In exasperation after my complaint and subsequent plea to the energy ombudsman got precisely nowhere, I issued a rebuke on social media. And you know what? A senior manager got in touch, apologised and (in the end) settled my claim with a £3,000 payment. It might have taken six years but that paid for a lovely trip to the Caribbean. And, for now, I remain a loyal customer.
The number of (valid) complaints I have made to airlines over the years has been substantial. From lost luggage, to seats that don’t recline, to media systems that have no media or food that isn’t actually food.
The best — or worst — occasion was a personal trip to a party in New York. I was there for one night and had a carry-on bag, which they insisted went in the hold, despite me travelling business class.
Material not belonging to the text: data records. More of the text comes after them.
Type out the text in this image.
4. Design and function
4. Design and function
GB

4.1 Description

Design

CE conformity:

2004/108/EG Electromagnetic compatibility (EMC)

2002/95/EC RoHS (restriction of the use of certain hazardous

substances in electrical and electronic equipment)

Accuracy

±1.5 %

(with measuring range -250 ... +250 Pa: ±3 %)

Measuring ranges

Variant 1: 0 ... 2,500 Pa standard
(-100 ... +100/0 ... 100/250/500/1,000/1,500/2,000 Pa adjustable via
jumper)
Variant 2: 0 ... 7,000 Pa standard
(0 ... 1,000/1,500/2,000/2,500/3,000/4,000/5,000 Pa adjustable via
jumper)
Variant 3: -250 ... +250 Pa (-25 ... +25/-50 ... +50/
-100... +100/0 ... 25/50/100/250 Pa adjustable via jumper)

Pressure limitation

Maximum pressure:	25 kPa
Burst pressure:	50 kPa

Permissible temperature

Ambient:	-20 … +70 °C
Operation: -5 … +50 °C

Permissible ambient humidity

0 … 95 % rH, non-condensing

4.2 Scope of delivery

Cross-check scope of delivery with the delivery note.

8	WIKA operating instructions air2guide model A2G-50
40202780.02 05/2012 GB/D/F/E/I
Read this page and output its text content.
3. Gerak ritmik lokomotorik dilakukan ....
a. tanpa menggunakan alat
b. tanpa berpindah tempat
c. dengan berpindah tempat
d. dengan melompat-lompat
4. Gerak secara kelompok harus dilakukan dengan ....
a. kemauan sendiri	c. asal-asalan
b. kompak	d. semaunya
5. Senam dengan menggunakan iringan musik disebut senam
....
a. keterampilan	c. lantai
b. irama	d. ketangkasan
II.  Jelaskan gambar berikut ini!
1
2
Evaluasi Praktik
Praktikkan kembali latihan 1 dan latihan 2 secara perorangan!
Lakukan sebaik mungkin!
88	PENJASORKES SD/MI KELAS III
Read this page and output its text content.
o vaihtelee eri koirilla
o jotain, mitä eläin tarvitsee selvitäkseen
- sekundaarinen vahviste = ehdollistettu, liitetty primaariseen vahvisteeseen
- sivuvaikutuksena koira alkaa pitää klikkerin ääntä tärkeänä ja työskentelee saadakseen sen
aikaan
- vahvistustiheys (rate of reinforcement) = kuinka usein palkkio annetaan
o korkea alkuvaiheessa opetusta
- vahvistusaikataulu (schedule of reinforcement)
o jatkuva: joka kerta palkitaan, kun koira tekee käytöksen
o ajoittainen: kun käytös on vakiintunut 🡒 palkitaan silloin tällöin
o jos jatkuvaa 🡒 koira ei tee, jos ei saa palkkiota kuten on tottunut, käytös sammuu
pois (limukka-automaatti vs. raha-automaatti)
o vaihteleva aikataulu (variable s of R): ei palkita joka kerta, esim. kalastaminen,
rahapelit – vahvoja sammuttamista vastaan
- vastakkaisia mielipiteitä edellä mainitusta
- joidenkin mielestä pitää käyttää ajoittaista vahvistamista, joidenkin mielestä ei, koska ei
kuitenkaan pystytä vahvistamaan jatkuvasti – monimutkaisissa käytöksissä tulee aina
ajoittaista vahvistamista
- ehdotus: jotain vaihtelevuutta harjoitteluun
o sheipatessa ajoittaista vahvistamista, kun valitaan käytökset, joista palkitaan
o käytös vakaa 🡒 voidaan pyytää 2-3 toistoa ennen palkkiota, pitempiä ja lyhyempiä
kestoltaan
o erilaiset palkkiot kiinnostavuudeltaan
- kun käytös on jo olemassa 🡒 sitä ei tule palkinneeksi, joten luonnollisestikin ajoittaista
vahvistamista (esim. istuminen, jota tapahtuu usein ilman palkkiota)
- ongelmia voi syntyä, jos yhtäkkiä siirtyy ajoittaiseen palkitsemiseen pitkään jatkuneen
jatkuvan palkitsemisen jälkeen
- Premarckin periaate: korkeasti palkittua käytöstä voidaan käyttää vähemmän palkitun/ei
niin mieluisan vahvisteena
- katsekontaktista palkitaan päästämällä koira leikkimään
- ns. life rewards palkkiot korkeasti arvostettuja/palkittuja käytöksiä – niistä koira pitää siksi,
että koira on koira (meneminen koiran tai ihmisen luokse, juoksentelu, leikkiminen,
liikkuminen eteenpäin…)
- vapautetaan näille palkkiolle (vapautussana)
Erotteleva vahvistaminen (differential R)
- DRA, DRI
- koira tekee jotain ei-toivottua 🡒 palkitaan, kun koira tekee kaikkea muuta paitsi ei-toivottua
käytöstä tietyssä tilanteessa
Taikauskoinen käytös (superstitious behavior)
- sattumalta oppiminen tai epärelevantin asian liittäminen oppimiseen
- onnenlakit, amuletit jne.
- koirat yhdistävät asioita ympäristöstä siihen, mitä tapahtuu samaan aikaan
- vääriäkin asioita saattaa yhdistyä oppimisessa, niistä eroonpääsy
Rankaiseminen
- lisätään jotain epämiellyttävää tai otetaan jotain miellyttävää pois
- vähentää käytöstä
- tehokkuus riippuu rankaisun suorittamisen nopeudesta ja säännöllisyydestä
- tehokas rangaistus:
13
Never mind, I thought, until it arrived soaked in some airline effluent on the baggage carousel. Customer services offered £50 towards cleaning, but that didn’t cut it — I had to buy an emergency outfit.
Instead of dealing with obfuscating minions, I wrote directly to Sir Richard Branson (and this was before I had heard of the superb website ceoemail.com that makes it easier than ever before to find those at the top of the tree). By return I received a personal letter, an apology, a refund and enough air miles to take me on several replacement trips. And that’s why, more than a decade later, I’ll still travel on Virgin Atlantic rather than British Airways, who usually take three serious attempts of complaint engagement to settle any dispute.
Will I pay more for a flight, product or service if I know that the customer service is top notch? Absolutely.
Last month, I told you about how our house had been burgled. Hiscox, our insurers, have been incredible. They have been responsive, paid up quickly and without a quibble. First class. I’ll not be buying any of the replacement goods from Harrods though, that’s for sure.